Key Outcomes
- Designed and developed infrastructure for a real-time object detection system capable of processing data from multiple live video feeds simultaneously.
- Optimised the application to run detections with comparable frame rate to source video feed.
- Proof of concept system was received favourably by stakeholders, with stakeholders expressing interest in moving forward through to testing and subsequent phases.
More Information
Machine learning computer vision systems can help enhance health and safety operations within businesses, especially for cases where the problem involves analysing or viewing a large amount of video data daily. A smart automated approach to such problems can lead to more efficient and cost-effective operations. At Qrious, my team was involved with exploring next generation safety measures for a business monitoring activity through live video feeds. As the core software engineer in the team, I took ownership of designing and developing the infrastructure for the application built to demonstrate the capability of AI in this space. Taking a phased approach to the project, I also researched and outlined what a production deployment of the real-time system for safety monitoring would require.
The proof of concept developed was deployed on Kubernetes, with a CI/CD system that pushed updates to the Kubernetes deployment when code was merged to our master branch. Model and application versioning conventions were defined to allow us to effectively make comparisons across models, and track deployments. Alongside this, I added a system liveliness check to monitor the application’s health, and attempt automatic recovery of the application during failures of this check. This proved invaluable during one of our live test phases where it helped the system automatically recover from a faulty connection to the live video stream.

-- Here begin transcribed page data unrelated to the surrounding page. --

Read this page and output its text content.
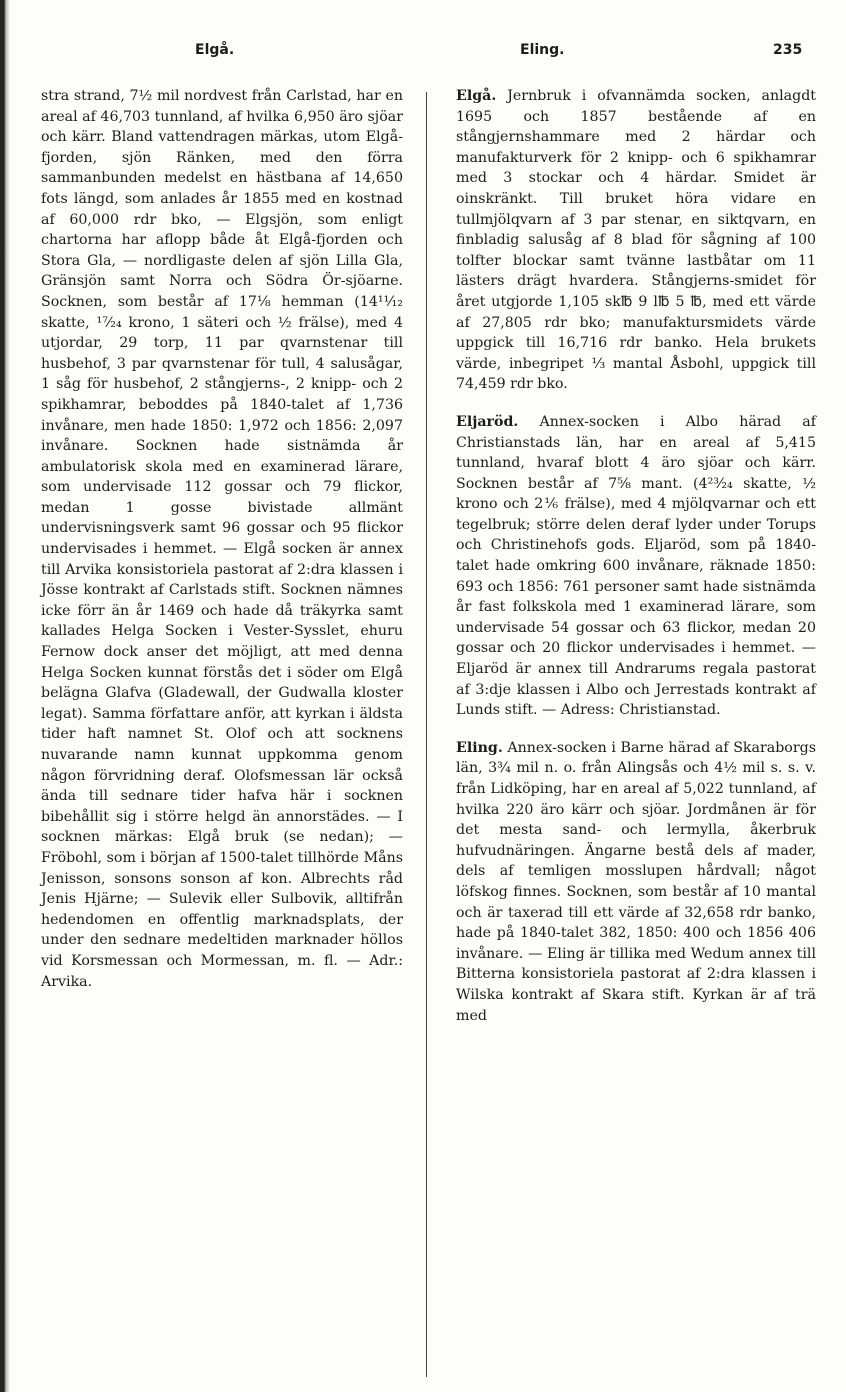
Elgå.	Eling.	235

stra strand, 7½ mil nordvest från Carlstad, har en areal af 46,703 tunnland, af hvilka 6,950 äro sjöar och kärr. Bland vattendragen märkas, utom Elgå-fjorden, sjön Ränken, med den förra sammanbunden medelst en hästbana af 14,650 fots längd, som anlades år 1855 med en kostnad af 60,000 rdr bko, — Elgsjön, som enligt chartorna har aflopp både åt Elgå-fjorden och Stora Gla, — nordligaste delen af sjön Lilla Gla, Gränsjön samt Norra och Södra Ör-sjöarne. Socknen, som består af 17⅛ hemman (14¹¹⁄₁₂ skatte, ¹⁷⁄₂₄ krono, 1 säteri och ½ frälse), med 4 utjordar, 29 torp, 11 par qvarnstenar till husbehof, 3 par qvarnstenar för tull, 4 salusågar, 1 såg för husbehof, 2 stångjerns-, 2 knipp- och 2 spikhamrar, beboddes på 1840-talet af 1,736 invånare, men hade 1850: 1,972 och 1856: 2,097 invånare. Socknen hade sistnämda år ambulatorisk skola med en examinerad lärare, som undervisade 112 gossar och 79 flickor, medan 1 gosse bivistade allmänt undervisningsverk samt 96 gossar och 95 flickor undervisades i hemmet. — Elgå socken är annex till Arvika konsistoriela pastorat af 2:dra klassen i Jösse kontrakt af Carlstads stift. Socknen nämnes icke förr än år 1469 och hade då träkyrka samt kallades Helga Socken i Vester-Sysslet, ehuru Fernow dock anser det möjligt, att med denna Helga Socken kunnat förstås det i söder om Elgå belägna Glafva (Gladewall, der Gudwalla kloster legat). Samma författare anför, att kyrkan i äldsta tider haft namnet St. Olof och att socknens nuvarande namn kunnat uppkomma genom någon förvridning deraf. Olofsmessan lär också ända till sednare tider hafva här i socknen bibehållit sig i större helgd än annorstädes. — I socknen märkas: Elgå bruk (se nedan); — Fröbohl, som i början af 1500-talet tillhörde Måns Jenisson, sonsons sonson af kon. Albrechts råd Jenis Hjärne; — Sulevik eller Sulbovik, alltifrån hedendomen en offentlig marknadsplats, der under den sednare medeltiden marknader höllos vid Korsmessan och Mormessan, m. fl. — Adr.: Arvika.

Elgå. Jernbruk i ofvannämda socken, anlagdt 1695 och 1857 bestående af en stångjernshammare med 2 härdar och manufakturverk för 2 knipp- och 6 spikhamrar med 3 stockar och 4 härdar. Smidet är oinskränkt. Till bruket höra vidare en tullmjölqvarn af 3 par stenar, en siktqvarn, en finbladig salusåg af 8 blad för sågning af 100 tolfter blockar samt tvänne lastbåtar om 11 lästers drägt hvardera. Stångjerns-smidet för året utgjorde 1,105 sk℔ 9 l℔ 5 ℔, med ett värde af 27,805 rdr bko; manufaktursmidets värde uppgick till 16,716 rdr banko. Hela brukets värde, inbegripet ⅓ mantal Åsbohl, uppgick till 74,459 rdr bko.

Eljaröd. Annex-socken i Albo härad af Christianstads län, har en areal af 5,415 tunnland, hvaraf blott 4 äro sjöar och kärr. Socknen består af 7⅝ mant. (4²³⁄₂₄ skatte, ½ krono och 2⅙ frälse), med 4 mjölqvarnar och ett tegelbruk; större delen deraf lyder under Torups och Christinehofs gods. Eljaröd, som på 1840-talet hade omkring 600 invånare, räknade 1850: 693 och 1856: 761 personer samt hade sistnämda år fast folkskola med 1 examinerad lärare, som undervisade 54 gossar och 63 flickor, medan 20 gossar och 20 flickor undervisades i hemmet. — Eljaröd är annex till Andrarums regala pastorat af 3:dje klassen i Albo och Jerrestads kontrakt af Lunds stift. — Adress: Christianstad.

Eling. Annex-socken i Barne härad af Skaraborgs län, 3¾ mil n. o. från Alingsås och 4½ mil s. s. v. från Lidköping, har en areal af 5,022 tunnland, af hvilka 220 äro kärr och sjöar. Jordmånen är för det mesta sand- och lermylla, åkerbruk hufvudnäringen. Ängarne bestå dels af mader, dels af temligen mosslupen hårdvall; något löfskog finnes. Socknen, som består af 10 mantal och är taxerad till ett värde af 32,658 rdr banko, hade på 1840-talet 382, 1850: 400 och 1856 406 invånare. — Eling är tillika med Wedum annex till Bitterna konsistoriela pastorat af 2:dra klassen i Wilska kontrakt af Skara stift. Kyrkan är af trä med
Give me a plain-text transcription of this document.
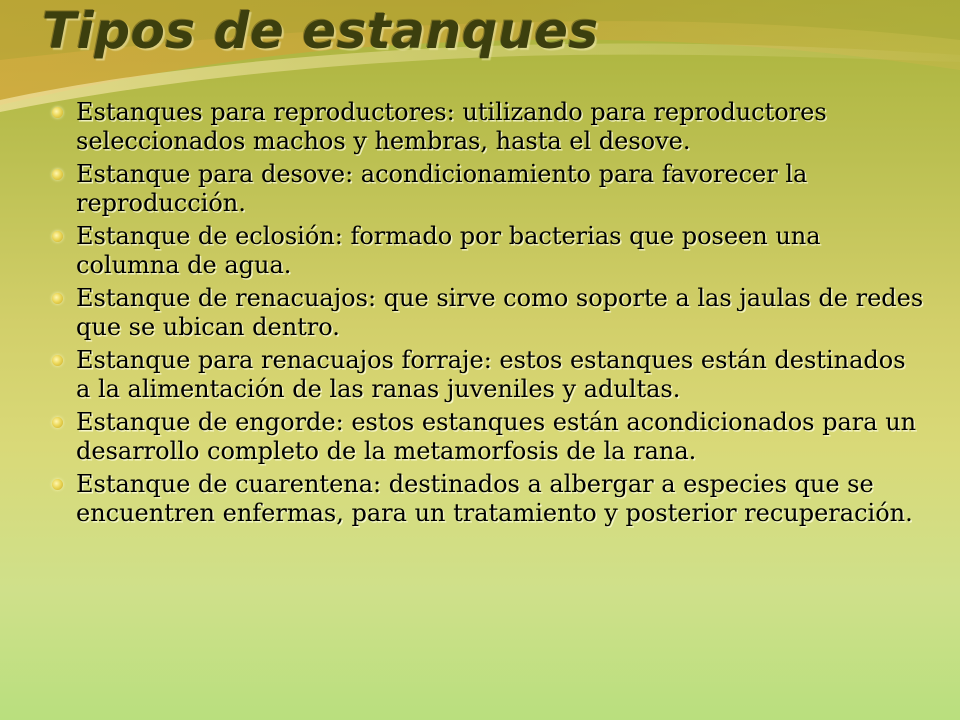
Tipos de estanques
Estanques para reproductores: utilizando para reproductores seleccionados machos y hembras, hasta el desove.
Estanque para desove: acondicionamiento para favorecer la reproducción.
Estanque de eclosión: formado por bacterias que poseen una columna de agua.
Estanque de renacuajos: que sirve como soporte a las jaulas de redes que se ubican dentro.
Estanque para renacuajos forraje: estos estanques están destinados a la alimentación de las ranas juveniles y adultas.
Estanque de engorde: estos estanques están acondicionados para un desarrollo completo de la metamorfosis de la rana.
Estanque de cuarentena: destinados a albergar a especies que se encuentren enfermas, para un tratamiento y posterior recuperación.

The application itself retrieved video data from a live stream frame by frame, and ran inference on each frame. Multiple video streams were part of this pilot work, and thus the application built had to be capable of ingesting and processing data from multiple video feeds simultaneously, and within a reasonable period of time. I specifically looked into the optimisation of work loads, including the parallelisation of tasks, to determine latency benchmarks and outline steps to be taken to allow these benchmarks to hold or improve when deploying the system at scale. In addition to this, I implemented functionality to save predictions from the running application into a database. This was used to analyse the predictions and allow reporting of the model performance, and also build up training data for future model training iterations.
The deployment and presentation of the proof of concept, and subsequent running of the application for a live test to validate the usefulness of the model was favourably received by the interested business, and proved invaluable for showcasing the feasibility of an AI approach to safety monitoring in the context of the business’s health and safety processes.